«Con amor eterno te amo, por eso te mantengo mi gracia» (Jer 31, 3).
Dios nos amó primero, antes de que llegáramos a la existencia y, por tanto, antes de que pudiéramos amarlo. Nos ama porque nos ama, sin razones. Su amor de Padre no está en función de nuestros méritos. Es gratuito. Es incondicional. Nos somos hijos por habernos portado bien. Somos hijos porque Él nos ha querido y creado. Y podemos ser hijos de un modo muy especial, otros Cristos, seres humanos divinizados, miembros de la familia divina, porque Jesucristo dio la vida por nosotros antes de que viniéramos a este mundo, demostrándonos así cuánto nos quiere.
«Nadie tiene amor más grande que el de dar uno la vida por sus amigos» (Jn 15, 13).
Un padre o una madre quieren a su hijo porque es su hijo. Y si es un malvado, lo siguen queriendo, porque es su hijo.
Mis obras buenas, realizadas con su gracia, son el modo de corresponder al amor creador y redentor de Dios. Pero si le ofendo, no deja de quererme. ¡No deja de quererme! ¡No deja de quererme! Hay que repetirlo mil veces, si es preciso. ¡No deja de querer al hijo pecador! Y porque me quiere, me busca, me llama, me concede la gracia del arrepentimiento, me perdona, me levanta del fango, me lava, me abraza, me llena de besos, me viste con un traje nuevo y hace fiesta porque me ha recuperado.
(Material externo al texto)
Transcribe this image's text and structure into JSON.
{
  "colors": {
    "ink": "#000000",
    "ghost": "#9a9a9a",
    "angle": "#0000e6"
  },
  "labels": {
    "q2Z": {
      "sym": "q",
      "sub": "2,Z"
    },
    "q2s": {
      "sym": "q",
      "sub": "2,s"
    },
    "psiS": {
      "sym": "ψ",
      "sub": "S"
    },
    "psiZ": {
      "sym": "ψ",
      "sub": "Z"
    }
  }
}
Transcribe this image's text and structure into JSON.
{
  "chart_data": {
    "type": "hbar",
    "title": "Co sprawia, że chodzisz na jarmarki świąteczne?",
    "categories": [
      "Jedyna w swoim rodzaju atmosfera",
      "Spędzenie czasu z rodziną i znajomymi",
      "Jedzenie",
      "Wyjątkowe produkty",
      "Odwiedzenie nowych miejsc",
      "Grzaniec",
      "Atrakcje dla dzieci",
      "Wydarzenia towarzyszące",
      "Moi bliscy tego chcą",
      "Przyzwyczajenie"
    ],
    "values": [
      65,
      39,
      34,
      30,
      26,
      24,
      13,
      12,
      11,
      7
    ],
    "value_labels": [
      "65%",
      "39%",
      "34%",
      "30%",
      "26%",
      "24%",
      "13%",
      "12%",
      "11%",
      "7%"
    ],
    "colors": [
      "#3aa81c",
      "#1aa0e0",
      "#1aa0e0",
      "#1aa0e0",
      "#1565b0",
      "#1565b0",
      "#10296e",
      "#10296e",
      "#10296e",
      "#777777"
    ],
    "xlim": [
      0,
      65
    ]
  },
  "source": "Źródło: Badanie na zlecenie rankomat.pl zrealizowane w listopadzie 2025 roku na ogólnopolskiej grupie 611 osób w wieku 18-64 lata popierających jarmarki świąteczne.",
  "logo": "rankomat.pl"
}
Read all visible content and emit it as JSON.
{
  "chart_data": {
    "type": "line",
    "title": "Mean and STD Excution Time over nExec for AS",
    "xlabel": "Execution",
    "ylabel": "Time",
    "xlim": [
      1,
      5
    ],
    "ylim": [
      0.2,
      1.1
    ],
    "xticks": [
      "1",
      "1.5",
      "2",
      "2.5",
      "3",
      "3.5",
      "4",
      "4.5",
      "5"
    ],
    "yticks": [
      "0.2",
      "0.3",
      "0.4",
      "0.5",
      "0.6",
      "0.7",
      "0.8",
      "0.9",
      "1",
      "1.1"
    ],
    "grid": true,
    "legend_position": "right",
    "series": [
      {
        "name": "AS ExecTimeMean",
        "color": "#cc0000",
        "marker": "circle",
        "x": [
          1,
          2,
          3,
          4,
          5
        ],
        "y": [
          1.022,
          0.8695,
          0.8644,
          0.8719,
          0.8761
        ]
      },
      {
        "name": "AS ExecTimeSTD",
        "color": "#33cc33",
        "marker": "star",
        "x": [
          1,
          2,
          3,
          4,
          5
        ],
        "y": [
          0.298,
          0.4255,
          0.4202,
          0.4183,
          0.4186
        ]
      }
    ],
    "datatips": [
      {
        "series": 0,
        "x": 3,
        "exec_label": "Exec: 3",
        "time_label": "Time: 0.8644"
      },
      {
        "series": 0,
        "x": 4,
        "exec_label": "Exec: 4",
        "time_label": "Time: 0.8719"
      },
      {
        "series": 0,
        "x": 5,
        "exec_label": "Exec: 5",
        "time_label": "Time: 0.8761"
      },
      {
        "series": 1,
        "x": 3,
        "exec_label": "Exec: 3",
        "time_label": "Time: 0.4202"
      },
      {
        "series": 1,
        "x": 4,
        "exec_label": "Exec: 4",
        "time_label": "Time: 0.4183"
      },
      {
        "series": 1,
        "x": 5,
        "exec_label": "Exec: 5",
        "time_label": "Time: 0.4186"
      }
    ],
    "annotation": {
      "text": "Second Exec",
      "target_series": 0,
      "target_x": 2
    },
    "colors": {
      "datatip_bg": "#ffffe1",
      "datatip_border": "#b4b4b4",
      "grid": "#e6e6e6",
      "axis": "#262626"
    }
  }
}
Nunca hay motivo para desconfiar de Dios.
Dios me quiere así, “sin razones”, para que también yo pueda querer a los demás “sin razones”. Por eso, cuando comprendemos cómo nos quiere Dios, aprendemos a querer de verdad a nuestros hermanos. No tenemos en cuenta si nos caen bien o mal, si están de acuerdo con nuestras ideas o no, si pertenecen a nuestra cultura o a otra, si son ricos o pobres, cultos o incultos… Queremos a los demás “sin razones”, sin condiciones, como nosotros somos queridos por Dios.
Del libro «Dios te quiere, y tú no lo sabes» de Tomás Trigo (cap. 10)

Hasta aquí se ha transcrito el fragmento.